山岳レースをラグビーのように。世界王者・上田瑠偉が描く未来図。<Number Web> photograph by Sho Fujimaki

トレイルランニングのプロ、という存在が世間で知られているとはまだ言いがたい。それでも上田瑠偉は前へ進む。

ラグビーのフィーバーを山岳でも。

 上田が世界の舞台で戦っている頃、日本ではラグビーワールドカップが人々を感動の渦に巻き込んでいた。

 これまで決してメジャースポーツとはいえなかったラグビーが幅広い世代の人々の心を捉え、瞬く間に子どもたちが憧れるスポーツへと変貌を遂げた。その理由はもちろん日本チームの健闘にあるが、本来ラグビーが有していたスポーツとしての魅力が顕在化したからに他ならない。

 では、まだ日本でマイナーな山岳ランニングという競技においても、同じようなチャンスは訪れるのだろうか?

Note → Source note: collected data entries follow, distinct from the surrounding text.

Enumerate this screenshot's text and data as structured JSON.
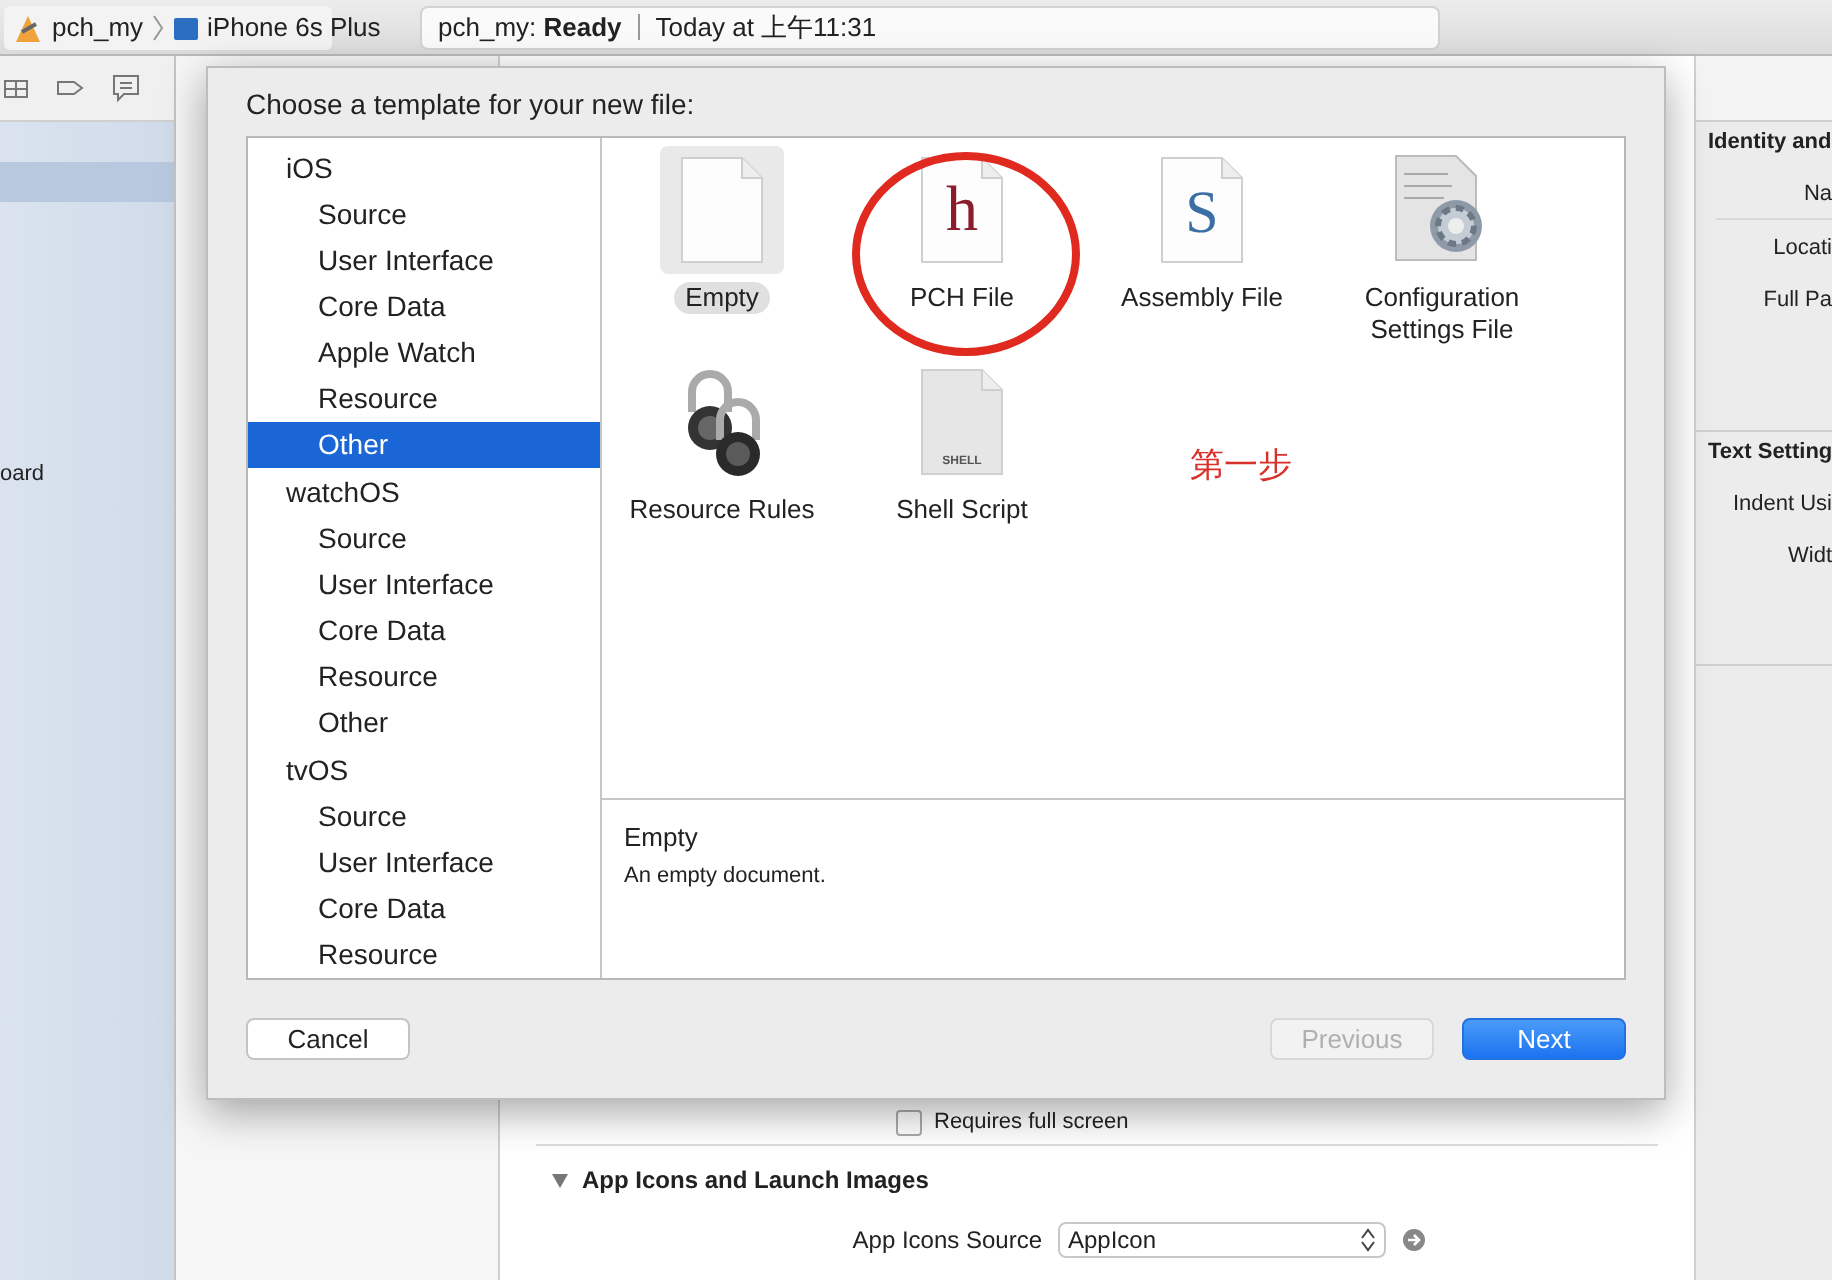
{
  "toolbar": {
    "scheme": "pch_my",
    "device": "iPhone 6s Plus",
    "status": "pch_my: **Ready**",
    "timestamp": "Today at 上午11:31"
  },
  "navigator": {
    "item_label": "oard"
  },
  "editor": {
    "checkbox": {
      "label": "Requires full screen",
      "checked": false
    },
    "section": {
      "title": "App Icons and Launch Images",
      "expanded": true
    },
    "field": {
      "label": "App Icons Source",
      "value": "AppIcon"
    }
  },
  "inspector": {
    "sections": [
      {
        "title": "Identity and",
        "labels": [
          "Na",
          "Locati",
          "Full Pa"
        ]
      },
      {
        "title": "Text Setting",
        "labels": [
          "Indent Usi",
          "Widt"
        ]
      }
    ]
  },
  "sheet": {
    "title": "Choose a template for your new file:",
    "categories": [
      {
        "label": "iOS",
        "children": [
          {
            "label": "Source",
            "selected": false
          },
          {
            "label": "User Interface",
            "selected": false
          },
          {
            "label": "Core Data",
            "selected": false
          },
          {
            "label": "Apple Watch",
            "selected": false
          },
          {
            "label": "Resource",
            "selected": false
          },
          {
            "label": "Other",
            "selected": true
          }
        ]
      },
      {
        "label": "watchOS",
        "children": [
          {
            "label": "Source",
            "selected": false
          },
          {
            "label": "User Interface",
            "selected": false
          },
          {
            "label": "Core Data",
            "selected": false
          },
          {
            "label": "Resource",
            "selected": false
          },
          {
            "label": "Other",
            "selected": false
          }
        ]
      },
      {
        "label": "tvOS",
        "children": [
          {
            "label": "Source",
            "selected": false
          },
          {
            "label": "User Interface",
            "selected": false
          },
          {
            "label": "Core Data",
            "selected": false
          },
          {
            "label": "Resource",
            "selected": false
          }
        ]
      }
    ],
    "templates": [
      {
        "label": "Empty",
        "kind": "document",
        "selected": true
      },
      {
        "label": "PCH File",
        "kind": "document",
        "glyph": "h",
        "selected": false
      },
      {
        "label": "Assembly File",
        "kind": "document",
        "glyph": "S",
        "selected": false
      },
      {
        "label": "Configuration Settings File",
        "kind": "config",
        "selected": false
      },
      {
        "label": "Resource Rules",
        "kind": "lock",
        "selected": false
      },
      {
        "label": "Shell Script",
        "kind": "shell",
        "glyph": "SHELL",
        "selected": false
      }
    ],
    "annotation": "第一步",
    "description": {
      "title": "Empty",
      "text": "An empty document."
    },
    "buttons": [
      {
        "label": "Cancel",
        "kind": "normal",
        "disabled": false
      },
      {
        "label": "Previous",
        "kind": "normal",
        "disabled": true
      },
      {
        "label": "Next",
        "kind": "default",
        "disabled": false
      }
    ]
  }
}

「ラグビーがここまで盛り上がった理由としては、やはり前回のワールドカップで日本が南アフリカに勝ったことが大きかったと思うんです。あれが布石になったというか。では日本における山岳ランニングはどうかと考えると、まだまだ足りない要素がたくさんあると感じています。

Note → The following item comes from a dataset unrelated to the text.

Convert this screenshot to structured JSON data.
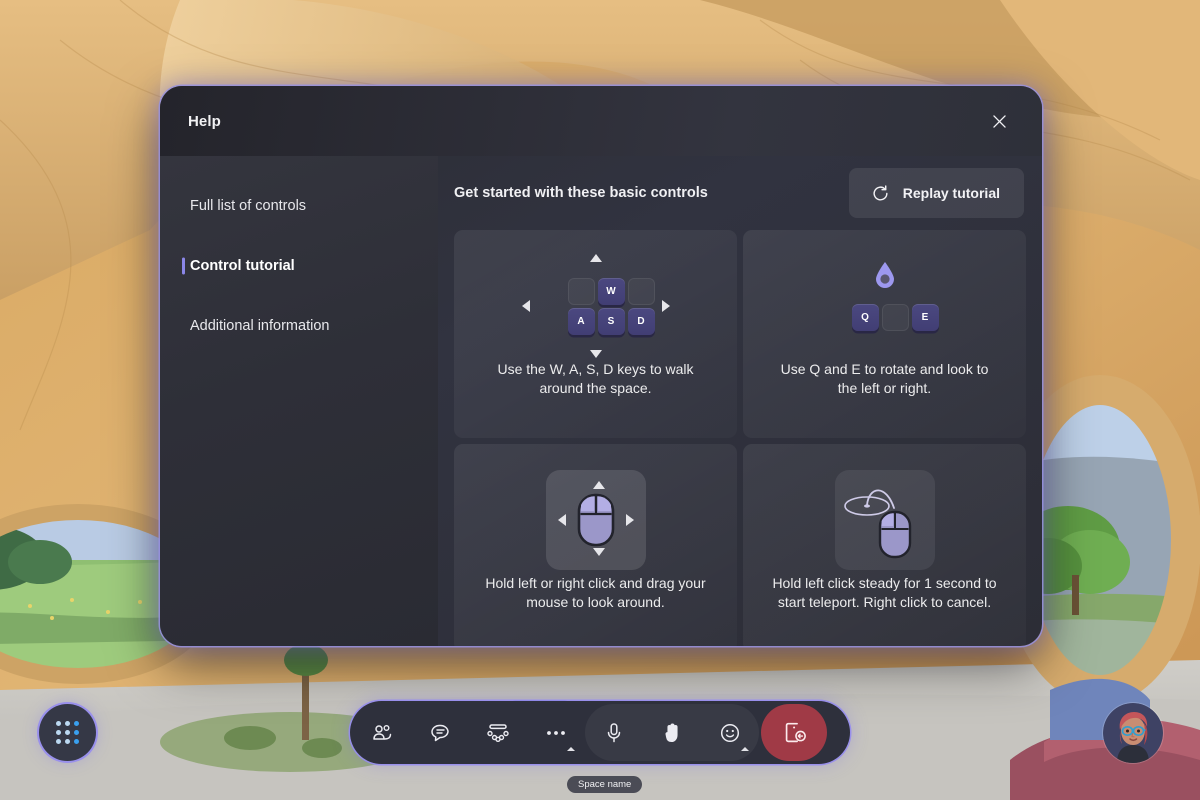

 そのひとつは業界に資金がないこと。資金があれば、大会開催時のパブリックビューイングやライブ中継も可能になってくると思うんですね。スカイランニングは壮大な景色の中を駆け抜ける競技なので、見ているだけでも爽快感があります。臨場感溢れる映像コンテンツを発信することができれば、もっと魅力が伝わるはず。まずは僕が活躍することで、山岳ランニングの認知度を高めていけたらと思っています」

“稼げる山岳ランナー”という目標像。

 そして「稼げる山岳ランナーになりたい」と上田はいう。

「これまで山岳アスリートのスポンサーはアウトドアメーカーが主流でしたが、僕はいま他の業界の企業からも支援を受けています。プロとして、新しい道をつくっていきたいんですよ。そうしないと、若い世代がこの競技に対して希望を持てませんから。それが僕の使命なんじゃないかと考えています」

 自らの手で新たな道を切り拓いていくという強い意志。そこには、佐久長聖高校の先輩である大迫傑とも重なる「決意」が見える。

 こんな話を聞いた。かつてイタリアのレースに出場したとき、上田の熱烈なファンだという少年がレース会場で声をかけてきた。ぜひにと自宅にも招待され、食事を共にした。その少年は今回、上田を応援するために最終戦の地・リモーネまでわざわざ駆けつけたという。

 スカイランニングの主戦場である欧州で、すでに上田に憧れる少年が生まれているという事実。それこそが、未来の上田瑠偉の姿を描き出しているのかもしれない。